I have a Use Case where I want to use ElasticSearch for realtime analytics. Within that, I want to be able to calculate some simple affinity scores.
Those are currently defined using the number of transactions a filtered-by-criteria user base performs, compared with the complete user base.
From my understanding, I'd need to do the following:
To get the "distinct transactions" for the filtered user base, I currently use a Terms Filter Query with faceting which returns all terms (transaction types). As far as I understand, I's need to use this result as input of a Terms Filter Query for the second step to be able to receive the result I want.
I read that there's a pull request on GitHub which seems to implement this (https://github.com/elasticsearch/elasticsearch/pull/3278), but it's not really obvious to me whether this is already usable in a current release or not.
If not, are there some workarounds how I could implement this?
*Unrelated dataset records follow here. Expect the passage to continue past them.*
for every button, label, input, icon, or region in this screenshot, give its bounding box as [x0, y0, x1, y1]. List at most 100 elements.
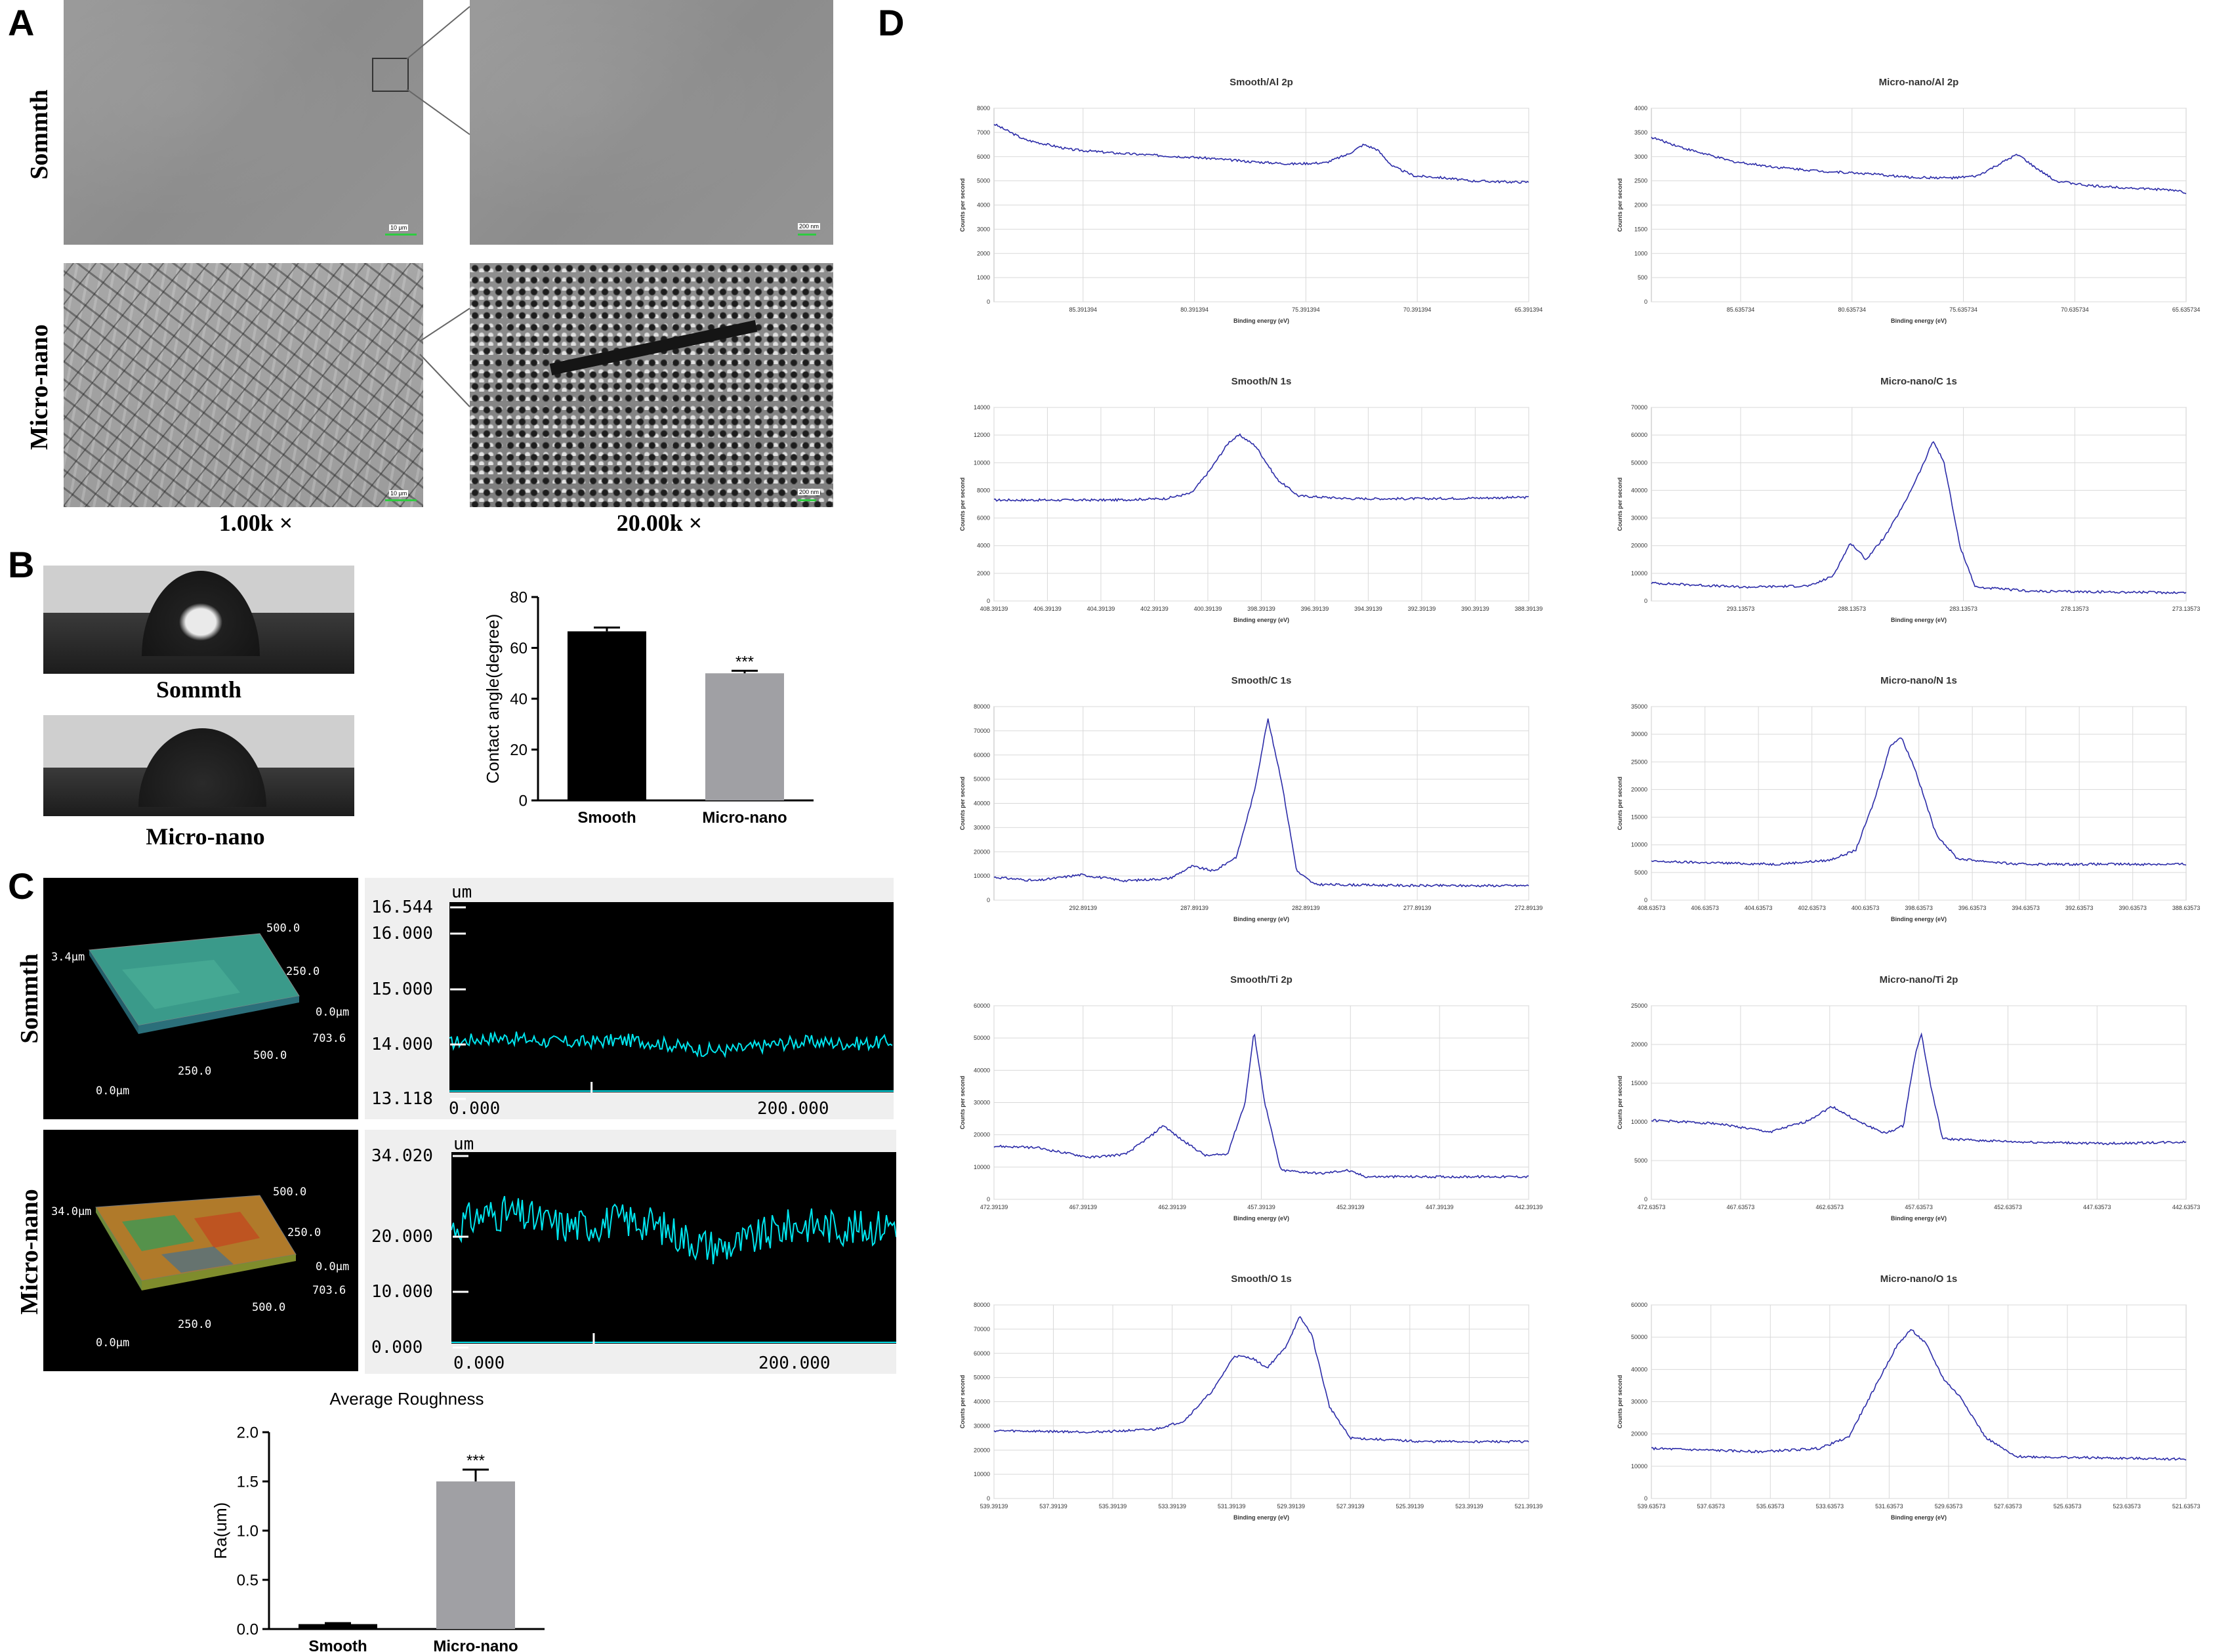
y-tick-label: 80000: [974, 1302, 990, 1308]
xps-spectrum-line: [1651, 737, 2187, 867]
average-roughness-chart: Average Roughness 0.0 0.5 1.0 1.5 2.0 Ra(um) Sm…: [211, 1389, 545, 1652]
y-tick-label: 5000: [1634, 1157, 1647, 1164]
surface-left-edge: [96, 1207, 142, 1291]
x-tick-label: 390.39139: [1461, 606, 1489, 612]
x-tick-label: 404.39139: [1087, 606, 1115, 612]
y-tick-label: 1.0: [237, 1522, 259, 1540]
y-axis-label: Counts per second: [1617, 478, 1623, 531]
y-tick-label: 30000: [974, 1422, 990, 1429]
droplet-image-smooth: [43, 566, 354, 674]
x-tick-label: 531.39139: [1218, 1503, 1246, 1510]
profile-smooth-plot: [449, 1031, 894, 1092]
xps-title: Smooth/O 1s: [1231, 1273, 1292, 1285]
x-tick-label: 80.635734: [1838, 306, 1866, 313]
significance-mark: ***: [466, 1452, 485, 1470]
y-tick-label: 4000: [977, 543, 990, 549]
y-axis-label: Contact angle(degree): [483, 614, 503, 784]
xps-spectrum-line: [993, 1315, 1529, 1444]
xps-plot-micronano-o1s: Micro-nano/O 1s 0 10000 20000 30000 40000 5000…: [1617, 1273, 2200, 1521]
x-max-label: 500.0: [252, 1301, 285, 1314]
y-axis-label: Counts per second: [959, 478, 966, 531]
scale-bar: [385, 234, 417, 236]
surface-patch-blue: [161, 1247, 234, 1273]
droplet-label-smooth: Sommth: [155, 676, 242, 703]
x-axis-label: Binding energy (eV): [1233, 1514, 1289, 1521]
y-axis-label: Counts per second: [1617, 1375, 1623, 1429]
xps-spectrum-line: [993, 1033, 1529, 1179]
x-tick-label: 442.39139: [1515, 1204, 1543, 1210]
y-tick-label: 2500: [1634, 178, 1647, 184]
x-tick-label: 442.63573: [2172, 1204, 2201, 1210]
y-axis-label: Counts per second: [959, 777, 966, 831]
profile-micronano-plot: [451, 1195, 897, 1344]
y-tick-label: 30000: [1631, 1399, 1647, 1405]
xps-plot-smooth-c1s: Smooth/C 1s 0 10000 20000 30000 40000 50000 600…: [959, 675, 1542, 922]
y-tick-label: 20: [510, 741, 527, 759]
profile-trace: [449, 1031, 893, 1058]
y-tick-label: 70000: [1631, 404, 1647, 411]
x-axis-label: Binding energy (eV): [1233, 916, 1289, 922]
y-tick-label: 8000: [977, 487, 990, 493]
droplet-image-micronano: [43, 715, 354, 816]
y-tick-label: 1.5: [237, 1473, 259, 1491]
y-tick-label: 40000: [1631, 487, 1647, 493]
scale-text: 200 nm: [798, 223, 821, 230]
y-mid-label: 250.0: [287, 1226, 321, 1239]
x-tick-label: 462.63573: [1816, 1204, 1844, 1210]
chart-title: Average Roughness: [329, 1389, 484, 1409]
y-tick-label: 2000: [1634, 202, 1647, 209]
x-tick-label: 537.39139: [1039, 1503, 1067, 1510]
y-tick-label: 0: [1644, 1196, 1647, 1203]
x-tick-label: 521.39139: [1515, 1503, 1543, 1510]
x-tick-label: 388.63573: [2172, 905, 2201, 911]
xps-title: Smooth/N 1s: [1231, 376, 1292, 387]
x-tick-label: 75.391394: [1292, 306, 1320, 313]
y-tick-label: 60000: [974, 1350, 990, 1357]
y-tick-label: 15000: [1631, 1080, 1647, 1086]
x-tick-label: 282.89139: [1292, 905, 1320, 911]
x-mid-label: 250.0: [178, 1065, 211, 1078]
zoom-line-bottom-1: [419, 308, 470, 342]
x-tick-label: 523.39139: [1455, 1503, 1483, 1510]
x-tick-label: 537.63573: [1697, 1503, 1725, 1510]
x-tick-label: 392.63573: [2065, 905, 2094, 911]
x-end-label: 703.6: [312, 1284, 346, 1297]
xps-title: Micro-nano/Ti 2p: [1880, 974, 1958, 985]
y-tick-label: 20.000: [371, 1227, 433, 1247]
y-tick-label: 60000: [974, 1002, 990, 1009]
xps-title: Micro-nano/C 1s: [1880, 376, 1957, 387]
y-tick-label: 80: [510, 589, 527, 606]
x-tick-label: 283.13573: [1949, 606, 1977, 612]
x-tick-label: 277.89139: [1403, 905, 1432, 911]
surface-patch-green: [122, 1215, 194, 1251]
xps-plot-micronano-n1s: Micro-nano/N 1s 0 5000 10000 15000 20000 25000…: [1617, 675, 2200, 922]
x-tick-label: 80.391394: [1180, 306, 1209, 313]
scale-text: 10 μm: [389, 490, 409, 497]
x-tick-label: 0.000: [449, 1099, 500, 1119]
y-tick-label: 60000: [1631, 432, 1647, 438]
y-tick-label: 30000: [1631, 731, 1647, 737]
y-tick-label: 0: [987, 299, 990, 305]
y-axis-label: Counts per second: [959, 1375, 966, 1429]
magnification-label-low: 1.00k ×: [218, 510, 293, 536]
y-tick-label: 40000: [1631, 1366, 1647, 1373]
x-tick-label: 85.391394: [1069, 306, 1098, 313]
y-tick-label: 1000: [1634, 250, 1647, 257]
profile-smooth: [449, 902, 894, 1092]
zoom-line-top-1: [406, 6, 470, 60]
y-tick-label: 0: [1644, 299, 1647, 305]
zoom-line-bottom-2: [419, 354, 470, 407]
y-tick-label: 10.000: [371, 1282, 433, 1302]
contact-angle-chart: 0 20 40 60 80 Contact angle(degree) Smooth *** M…: [483, 589, 814, 827]
y-tick-label: 2000: [977, 250, 990, 257]
y-tick-label: 10000: [1631, 1119, 1647, 1125]
xps-title: Micro-nano/Al 2p: [1879, 77, 1959, 88]
x-tick-label: Smooth: [577, 809, 636, 827]
panel-label-b: B: [8, 544, 35, 585]
y-tick-label: 500: [1638, 274, 1647, 281]
y-tick-label: 0: [987, 897, 990, 903]
x-tick-label: 398.63573: [1905, 905, 1933, 911]
y-tick-label: 0: [1644, 598, 1647, 604]
y-tick-label: 20000: [1631, 543, 1647, 549]
y-tick-label: 14.000: [371, 1035, 433, 1054]
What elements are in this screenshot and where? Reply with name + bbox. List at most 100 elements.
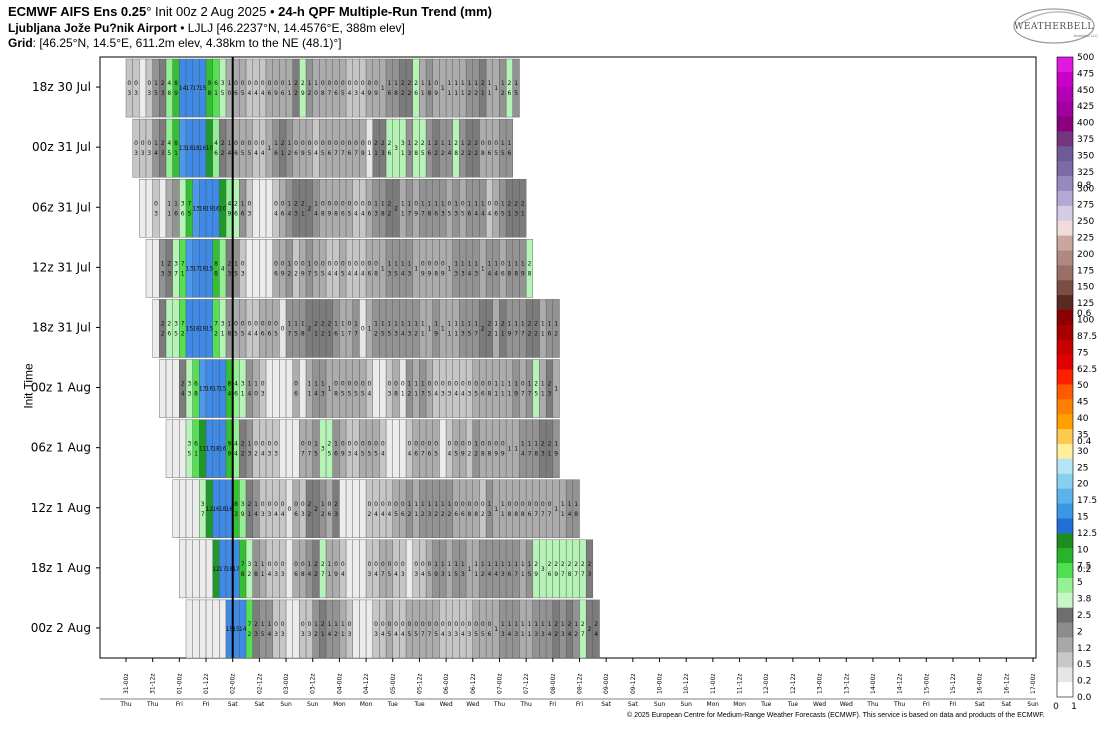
cell-value: 0 bbox=[334, 381, 338, 388]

As additional info, here is my sample mapping:
curl -XPUT 'http://localhost:9200/store/user/_mapping' -d '
{
"user": {
"properties": {
"user_id": { "type": "integer" },
"gender": { "type": "string", "index" : "not_analyzed" },
"age": { "type": "integer" },
"age_bracket": { "type": "string", "index" : "not_analyzed" },
"current_city": { "type": "string", "index" : "not_analyzed" },
"relationship_status": { "type": "string", "index" : "not_analyzed" },
"transactions" : {
"type": "nested",
"properties" : {
"t_id": { "type": "integer" },
"t_oid": { "type": "string", "index" : "not_analyzed" },
"t_name": { "type": "string", "index" : "not_analyzed" },
"tt_id": { "type": "integer" },
"tt_name": { "type": "string", "index" : "not_analyzed" },
}
}
}
}
}'
So, for my actual desired result for my example Use Case, I'd have the following:
Here's a link to a runnable example:
http://sense.qbox.io/gist/9da6a30fc12c36f90ae39111a08df283b56ec03c
It presumes documents that look like:
{ "transaction_type" : "some_transaction", "user_base" : "some_user_base_id" }
The query is set to return no results, since aggregations take care of computing the stats you're looking for:
{
"size" : 0,
"query" : {
"match_all" : {}
},
"aggs" : {
"distinct_transactions" : {
"terms" : {
"field" : "transaction_type",
"size" : 20
},
"aggs" : {
"by_user_base" : {
"terms" : {
"field" : "user_base",
"size" : 20
}
}
}
}
}
}
And here's what the result looks like:
"aggregations": {
"distinct_transactions": {
"buckets": [
{
"key": "subscribe",
"doc_count": 4,
"by_user_base": {
"buckets": [
{
"key": "2",
"doc_count": 3
},
{
"key": "1",
"doc_count": 1
}
]
}
},
{
"key": "purchase",
"doc_count": 3,
"by_user_base": {
"buckets": [
{
"key": "1",
"doc_count": 2
},
{
"key": "2",
"doc_count": 1
}
]
}
}
]
}
}
So, inside of "aggregations", you'll have a list of "distinct_transactions". The key will be the transaction type, and the doc_count will represent the total transactions by all users.
Inside of each "distinct_transaction", there's "by_user_base", which is another terms agg (nested). Just like the transactions, the key will represent the user base name (or ID or whatever) and the doc_count will represent that unique user base's # of transactions.
Is that what you were looking to do? Hope I helped.